Der Garten, den er gestern noch nicht kannte, war ihm ein
unerhörter Genuß. Alles erfüllte ihn mit Wonne, die feinsten
Grashalme, sogar die Steine am Weg, bis auf den unsichtbaren Wind,
der ihm die Wangen streichelte. Mit seiner ganzen Körperlichkeit
ergriff er Besitz von diesem Stück Erde, nahm es ganz in sich auf;
seine Lippen tranken es, seine Nüstern schnoben es ein; er bewahrte
es in seinen Ohren, versteckte es auf dem Grund seiner Augen. Es
gehörte ihm. Die Rosen im Garten, die hochschwebenden Äste, die
aufstrebenden Baumstämme, klingenden Felsen, stürzenden Quellen,
die lichtährenbestandenen Sonnenfelder, alles gehörte ihm. Dann schloß er die Augen, um sich die
Lust zu verschaffen, sie langsam, langsam wieder zu öffnen, zum
zweiten Male lichtfroh zu erwachen. Albine kam entsetzt angelaufen
und sagte: »Die Vögel haben alle Erdbeeren aufgefressen. Da, nur
die zwei haben sie übriggelassen.«
    Aber sie hielt einige Schritte vor Sergius an und betrachtete
ihn bewegten Herzens in entzücktem Erstaunen.

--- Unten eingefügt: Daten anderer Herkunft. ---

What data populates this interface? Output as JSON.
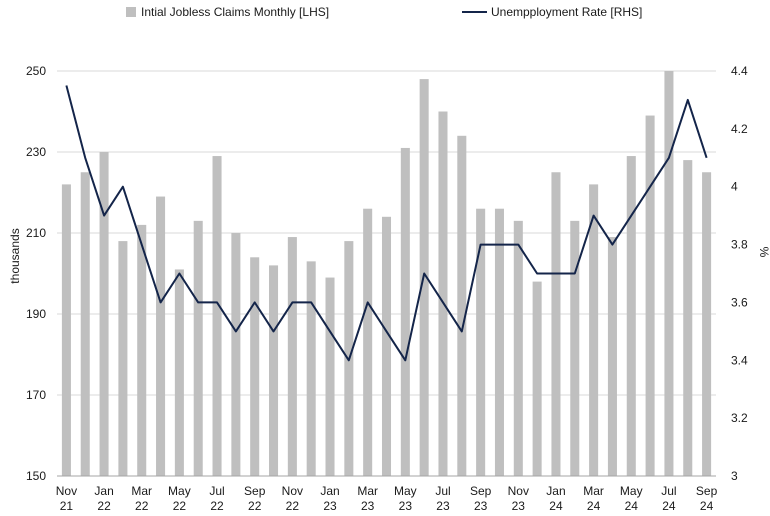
{
  "chart_data": {
    "type": "bar+line",
    "title": "",
    "x": [
      "Nov 21",
      "Dec 21",
      "Jan 22",
      "Feb 22",
      "Mar 22",
      "Apr 22",
      "May 22",
      "Jun 22",
      "Jul 22",
      "Aug 22",
      "Sep 22",
      "Oct 22",
      "Nov 22",
      "Dec 22",
      "Jan 23",
      "Feb 23",
      "Mar 23",
      "Apr 23",
      "May 23",
      "Jun 23",
      "Jul 23",
      "Aug 23",
      "Sep 23",
      "Oct 23",
      "Nov 23",
      "Dec 23",
      "Jan 24",
      "Feb 24",
      "Mar 24",
      "Apr 24",
      "May 24",
      "Jun 24",
      "Jul 24",
      "Aug 24",
      "Sep 24"
    ],
    "x_tick_labels": [
      {
        "index": 0,
        "line1": "Nov",
        "line2": "21"
      },
      {
        "index": 2,
        "line1": "Jan",
        "line2": "22"
      },
      {
        "index": 4,
        "line1": "Mar",
        "line2": "22"
      },
      {
        "index": 6,
        "line1": "May",
        "line2": "22"
      },
      {
        "index": 8,
        "line1": "Jul",
        "line2": "22"
      },
      {
        "index": 10,
        "line1": "Sep",
        "line2": "22"
      },
      {
        "index": 12,
        "line1": "Nov",
        "line2": "22"
      },
      {
        "index": 14,
        "line1": "Jan",
        "line2": "23"
      },
      {
        "index": 16,
        "line1": "Mar",
        "line2": "23"
      },
      {
        "index": 18,
        "line1": "May",
        "line2": "23"
      },
      {
        "index": 20,
        "line1": "Jul",
        "line2": "23"
      },
      {
        "index": 22,
        "line1": "Sep",
        "line2": "23"
      },
      {
        "index": 24,
        "line1": "Nov",
        "line2": "23"
      },
      {
        "index": 26,
        "line1": "Jan",
        "line2": "24"
      },
      {
        "index": 28,
        "line1": "Mar",
        "line2": "24"
      },
      {
        "index": 30,
        "line1": "May",
        "line2": "24"
      },
      {
        "index": 32,
        "line1": "Jul",
        "line2": "24"
      },
      {
        "index": 34,
        "line1": "Sep",
        "line2": "24"
      }
    ],
    "series": [
      {
        "name": "Intial Jobless Claims Monthly [LHS]",
        "kind": "bar",
        "axis": "left",
        "color": "#bfbfbf",
        "values": [
          222,
          225,
          230,
          208,
          212,
          219,
          201,
          213,
          229,
          210,
          204,
          202,
          209,
          203,
          199,
          208,
          216,
          214,
          231,
          248,
          240,
          234,
          216,
          216,
          213,
          198,
          225,
          213,
          222,
          209,
          229,
          239,
          250,
          228,
          225
        ]
      },
      {
        "name": "Unempployment Rate [RHS]",
        "kind": "line",
        "axis": "right",
        "color": "#14254a",
        "values": [
          4.35,
          4.1,
          3.9,
          4.0,
          3.8,
          3.6,
          3.7,
          3.6,
          3.6,
          3.5,
          3.6,
          3.5,
          3.6,
          3.6,
          3.5,
          3.4,
          3.6,
          3.5,
          3.4,
          3.7,
          3.6,
          3.5,
          3.8,
          3.8,
          3.8,
          3.7,
          3.7,
          3.7,
          3.9,
          3.8,
          3.9,
          4.0,
          4.1,
          4.3,
          4.1
        ]
      }
    ],
    "y_left": {
      "label": "thousands",
      "min": 150,
      "max": 250,
      "ticks": [
        "150",
        "170",
        "190",
        "210",
        "230",
        "250"
      ]
    },
    "y_right": {
      "label": "%",
      "min": 3,
      "max": 4.4,
      "ticks": [
        "3",
        "3.2",
        "3.4",
        "3.6",
        "3.8",
        "4",
        "4.2",
        "4.4"
      ]
    },
    "grid": true,
    "legend_position": "top"
  }
}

    »Wie schön du bist,« sagte sie. Ganz versunken in seinen Anblick
kam sie näher und murmelte:
    »So habe ich dich nie gesehen.«
    Er schien gewachsen zu sein. Aufrecht stand er in seinem weiten
Anzug, schlank gewachsen, noch etwas mager, mit gewölbter Brust und
runden Schultern. Sein weißer, am Nacken bräunlich schimmernder
Hals bewegte sich frei und trug stolz den Kopf. Gesundheit, Kraft
und Stärke malten sich auf seinem Antlitz. Die Züge ruhten, der
sanfternste Mund, die festumrissenen Wangen, die große Nase, die
sehr hellen gebietend grauen Augen; er lächelte nicht. Sein langes,
den ganzen Schädel bedeckendes Haar fiel ihm in schwarzen Locken
auf die Schultern. Leichter Bartflaum umkräuselte Lippen und Kinn
über weißer Haut.
    »Du bist schön, du bist schön!« wiederholte Albine, sich langsam
vor ihm niederkauernd, und hob liebkosende Blicke zu ihm.

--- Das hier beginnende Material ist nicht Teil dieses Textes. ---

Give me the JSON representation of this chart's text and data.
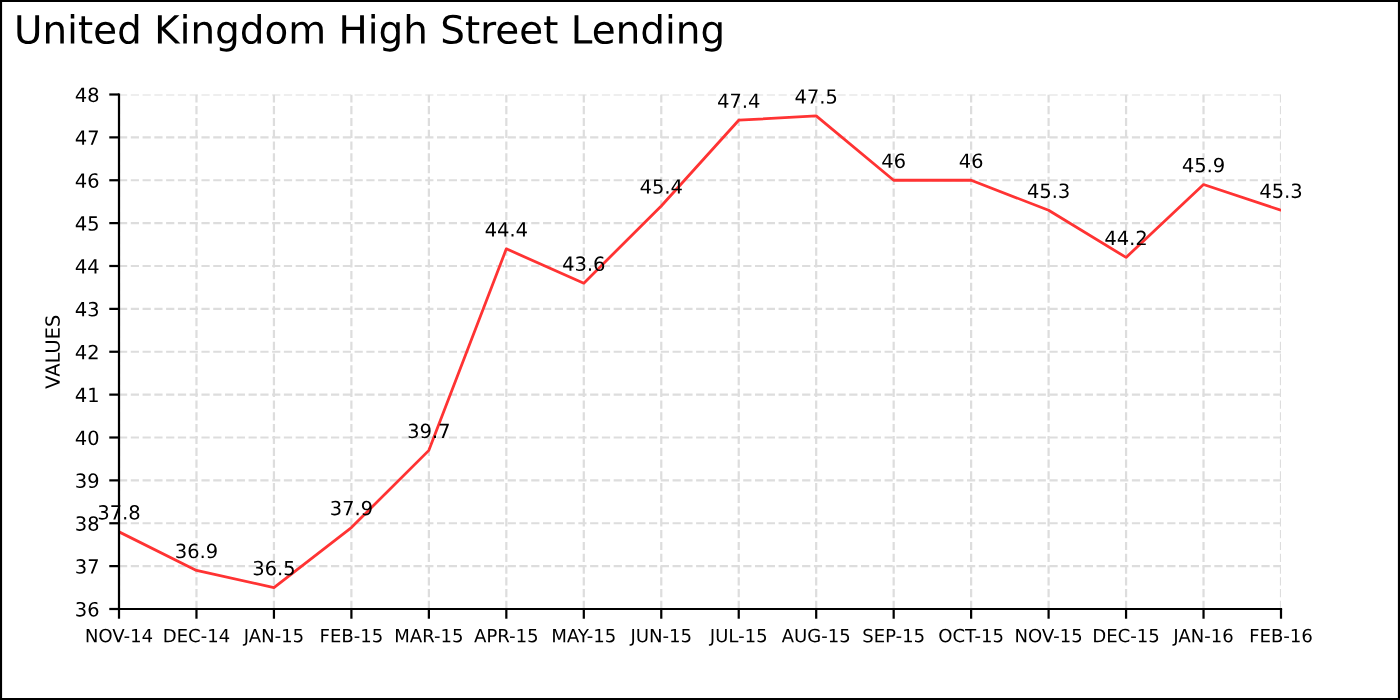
{
  "chart_data": {
    "type": "line",
    "title": "United Kingdom High Street Lending",
    "ylabel": "VALUES",
    "categories": [
      "NOV-14",
      "DEC-14",
      "JAN-15",
      "FEB-15",
      "MAR-15",
      "APR-15",
      "MAY-15",
      "JUN-15",
      "JUL-15",
      "AUG-15",
      "SEP-15",
      "OCT-15",
      "NOV-15",
      "DEC-15",
      "JAN-16",
      "FEB-16"
    ],
    "series": [
      {
        "color": "#ff3333",
        "values": [
          37.8,
          36.9,
          36.5,
          37.9,
          39.7,
          44.4,
          43.6,
          45.4,
          47.4,
          47.5,
          46,
          46,
          45.3,
          44.2,
          45.9,
          45.3
        ]
      }
    ],
    "data_labels": true,
    "ylim": [
      36,
      48
    ],
    "yticks": [
      36,
      37,
      38,
      39,
      40,
      41,
      42,
      43,
      44,
      45,
      46,
      47,
      48
    ],
    "grid": true,
    "marker": "none",
    "line_style": "solid"
  }
}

    »Warum aber schmollst du jetzt mit mir? Warum redest du nicht
mit mir?«
    Er stand und gab keine Antwort. Sein Auge richtete sich in die
Ferne, er sah fort über das Mädchen zu seinen Füßen, sagte vor sich
hin in die Sonne:
    »Wie das Licht gut ist!«
    Es war, als ob diese Worte der Sonne selbst
entbebten. Wie ein tönender Hauch, kaum
ein Murmeln, verlauteten sie, ein Beben lebendiger Wärme.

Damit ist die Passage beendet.